Aplicação pelo produtor
Mariangela acredita que o agricultor brasileiro não possui tempo hábil para conduzir todos os processos necessários à fabricação de bioinsumos seguros e produtivos.
“O pequeno, médio ou grande agricultor até pode montar uma biofábrica, contratar profissionais, e talvez isso abaixe os custos. Por exemplo, no caso dos inoculantes, o Brasil é o mais barato do mundo, então realmente ele tem que fazer as contas na ponta do lápis para ver se ele realmente está economizando em montar toda uma infraestrutura para produzir os biológicos”.
Problemas de qualidade nos biológicos
Em suas décadas de pesquisa em microbiologia, Mariangela destaca que é importante estar atento não apenas ao custo e segurança, mas também à qualidade e eficiência dos produtos biológicos.
“O mais importante é garantir que os biológicos são aquilo que o agricultor precisa e espera que sejam”, alerta ela.
“Vemos muitos problemas de contaminações graves de patógenos, de doenças de plantas, doenças de animais, doenças ao homem – isso é uma coisa que temos que cuidar. Além disso, para os insumos biológicos, há também a preocupação com as doses”, ressalta a pesquisadora da Embrapa Soja.
Exemplo disso é o Azospirillum, usado na coinoculação da soja. “É preciso uma dose na semente (dessa média que tem no mercado hoje de concentração) e duas no sulco. Não pode passar disso, porque a quantidade de fito hormônios produzido é tão grande que pode, em vez de estimular, inibir o crescimento das raízes”.
De olho na contaminação
A pesquisadora destaca que o agricultor brasileiro tem o direito de produzir, mas também tem “o dever de produzir coisas de qualidade”.
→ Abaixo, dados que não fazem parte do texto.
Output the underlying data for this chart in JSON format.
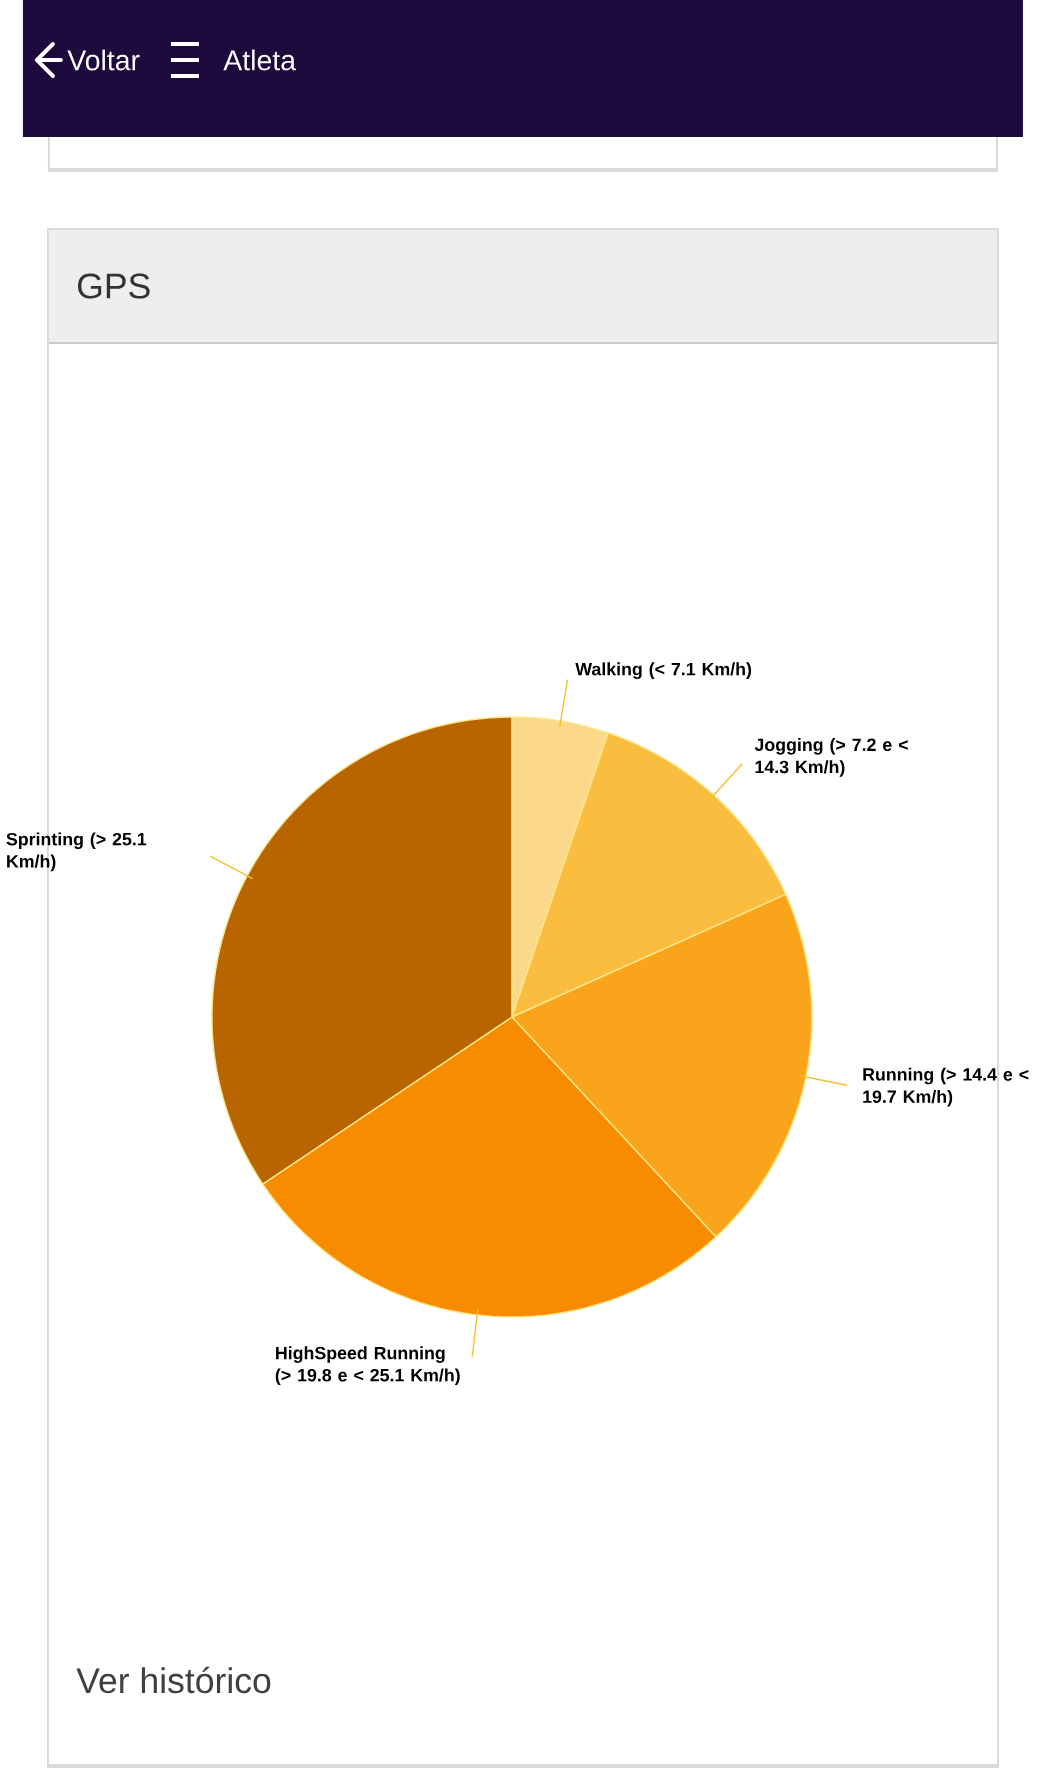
{
  "chart_data": {
    "type": "pie",
    "title": "GPS",
    "categories": [
      "Walking (< 7.1 Km/h)",
      "Jogging (> 7.2 e < 14.3 Km/h)",
      "Running (> 14.4 e < 19.7 Km/h)",
      "HighSpeed Running (> 19.8 e < 25.1 Km/h)",
      "Sprinting (> 25.1 Km/h)"
    ],
    "values": [
      5.2,
      13.1,
      19.8,
      27.5,
      34.4
    ],
    "colors": [
      "#fcd98a",
      "#fbbd40",
      "#f9a41a",
      "#f78c00",
      "#b86400"
    ],
    "annotations": [
      "Voltar",
      "Atleta",
      "Ver histórico"
    ]
  }
}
Nesse sentido, ela aponta o problema da contaminação. “Os microorganismos não conhecem cerca, então se você espalhar um patógeno em sua propriedade, ela vai para propriedade do vizinho”.
Mariangela ressalta que há, também, o risco de exportar commodities agrícolas com contaminação. “Sabemos que está sendo muito aplicado [bioinsumos] em frutas do Vale São Francisco, que estão carregando patógenos. Isso pode ser detectado lá no exterior e dar problema em nossas exportações. Por isso, precisamos de regulamentação”, conclui.